Joel Kruger, FX Strategist at LMAX Exchange warns that it’s important to recognise this latest round of Euro weakness could be a bit of a bear trap saying from a technical standpoint, while the rate holds above the previous 1.1000 breakout area, an assault on 1.1500 should not be ruled out.

Lloyds Bank's Robin Wilkin is however unconvinced by the single currency's ability to sustain levels above 1.11. The analyst says:

"We retain a downside bias, after the latest rally held key channel resistance around 1.1375.

Euro to dollar call from Lloyds

"That said, in the near term the decline from 1.1375 is testing first support levels around 1.11 and while this area holds intra-day studies suggest a near-term rebound can develop.

"We are looking for a lower high to develop in the 1.1210-1.1250 region for a decline back to channel support in the 1.10-1.09 region, with a break there confirming a move back to 1.07/1.06 again."

US Dollar in 6th Day of Rises on Steady Fed

Whetting the appetite of those backing the US dollar was the mid-week release of US Industrial Production data followed by a confident assessment of the domestic and global economic situation expressed in the minutes for the January Federal Reserve Open Markets Committee meeting.

The minutes of the February FOMC meeting were keenly anticipated overnight as markets were eager to get a view on how the Federal Reserve was interpreting the massive stock market sell-off that has characterised 2016 thus far.

Downgrades appear to have been the order of the day the risks to the projection for inflation were seen as weighted to the downside.

The continued slide in oil prices and the stronger US dollar were cited as being drivers for the slight cut to inflation expectations.

Furthermore, while the Fed were happy with the current employment situation they viewed the risks to its outlook for the unemployment rate as skewed to the upside.

The risks to the forecast for real GDP were seen as tilted to the downside, reflecting the staff’s assessment that neither monetary nor fiscal policy was well positioned to help the economy withstand substantial adverse shocks.

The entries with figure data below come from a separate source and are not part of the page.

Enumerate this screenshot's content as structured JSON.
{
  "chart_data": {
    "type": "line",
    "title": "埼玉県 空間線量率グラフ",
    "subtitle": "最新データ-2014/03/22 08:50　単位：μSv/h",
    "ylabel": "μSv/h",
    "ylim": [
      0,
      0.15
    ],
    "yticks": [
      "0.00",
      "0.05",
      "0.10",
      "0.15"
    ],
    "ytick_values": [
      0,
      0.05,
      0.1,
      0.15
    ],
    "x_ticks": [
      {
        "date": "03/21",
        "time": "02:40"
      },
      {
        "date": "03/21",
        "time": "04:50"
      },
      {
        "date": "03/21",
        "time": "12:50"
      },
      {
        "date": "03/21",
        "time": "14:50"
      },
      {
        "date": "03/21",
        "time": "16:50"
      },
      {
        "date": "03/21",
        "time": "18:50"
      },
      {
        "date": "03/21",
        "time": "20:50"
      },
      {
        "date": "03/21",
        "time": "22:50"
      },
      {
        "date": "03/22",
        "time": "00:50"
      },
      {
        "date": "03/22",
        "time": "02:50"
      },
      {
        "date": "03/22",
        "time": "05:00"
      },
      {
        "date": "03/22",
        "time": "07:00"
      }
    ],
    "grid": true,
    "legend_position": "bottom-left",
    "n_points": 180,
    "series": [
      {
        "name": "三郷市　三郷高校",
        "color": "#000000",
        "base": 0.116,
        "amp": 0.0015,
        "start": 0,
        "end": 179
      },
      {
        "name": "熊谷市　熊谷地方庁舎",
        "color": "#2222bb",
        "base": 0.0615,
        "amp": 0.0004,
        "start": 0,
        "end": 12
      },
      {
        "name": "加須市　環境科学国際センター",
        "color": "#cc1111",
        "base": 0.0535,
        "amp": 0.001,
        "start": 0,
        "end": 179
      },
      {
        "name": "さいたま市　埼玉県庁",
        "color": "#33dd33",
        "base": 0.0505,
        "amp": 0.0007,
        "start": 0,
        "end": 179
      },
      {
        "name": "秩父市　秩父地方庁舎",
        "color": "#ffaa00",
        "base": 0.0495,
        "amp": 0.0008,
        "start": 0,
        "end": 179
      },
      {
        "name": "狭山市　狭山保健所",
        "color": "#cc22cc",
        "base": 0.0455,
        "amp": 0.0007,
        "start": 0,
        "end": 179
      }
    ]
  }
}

But, the key takeaway is that the Federal Reserve is yet to be shaken, as was Janet Yellen when she appeared before the US Congress.

“While acknowledging the possible adverse effects of the tightening of financial conditions that had occurred, most policymakers thought that the extent to which tighter conditions would persist and what that might imply for the outlook were unclear, and they therefore judged that it was premature to alter appreciably their assessment of the medium-term economic out-look,” says Magne Ostnore at DNB Bank in Oslo.

Industrial Production Surges, Sentiment Towards USD Shifts

The big driver for the USD data-wise today was news that Industrial Production rose 0.9% m/m in January, well above consensus expectations for a 0.4% gain.

The upside surprise in January industrial production growth was relatively broad-based across industry groups.

Manufacturing production, which accounts for three-quarters of total US industrial output, rose 0.5% m/m (forecast: 0.2%).

Motor vehicle and parts production increased 2.8% on the month.

Dollar Boosted as Markets See Further Hikes

A growing sense that the Federal Reserve would stand back from raising interest rates this year has hurt  the US Dollar.

However, “the odds of at least one rate hike this year have shot up dramatically over the past few days, with a 34% chance of a move by December. This is a significant improvement from the mere 11% chance priced in as of last Friday,” notes Christopher Vecchio, Currency Analyst at Daily FX.

The reality is that the Fed is going to raise rates at least once this year, more than the market has been pricing in and the US dollar is rising accordingly.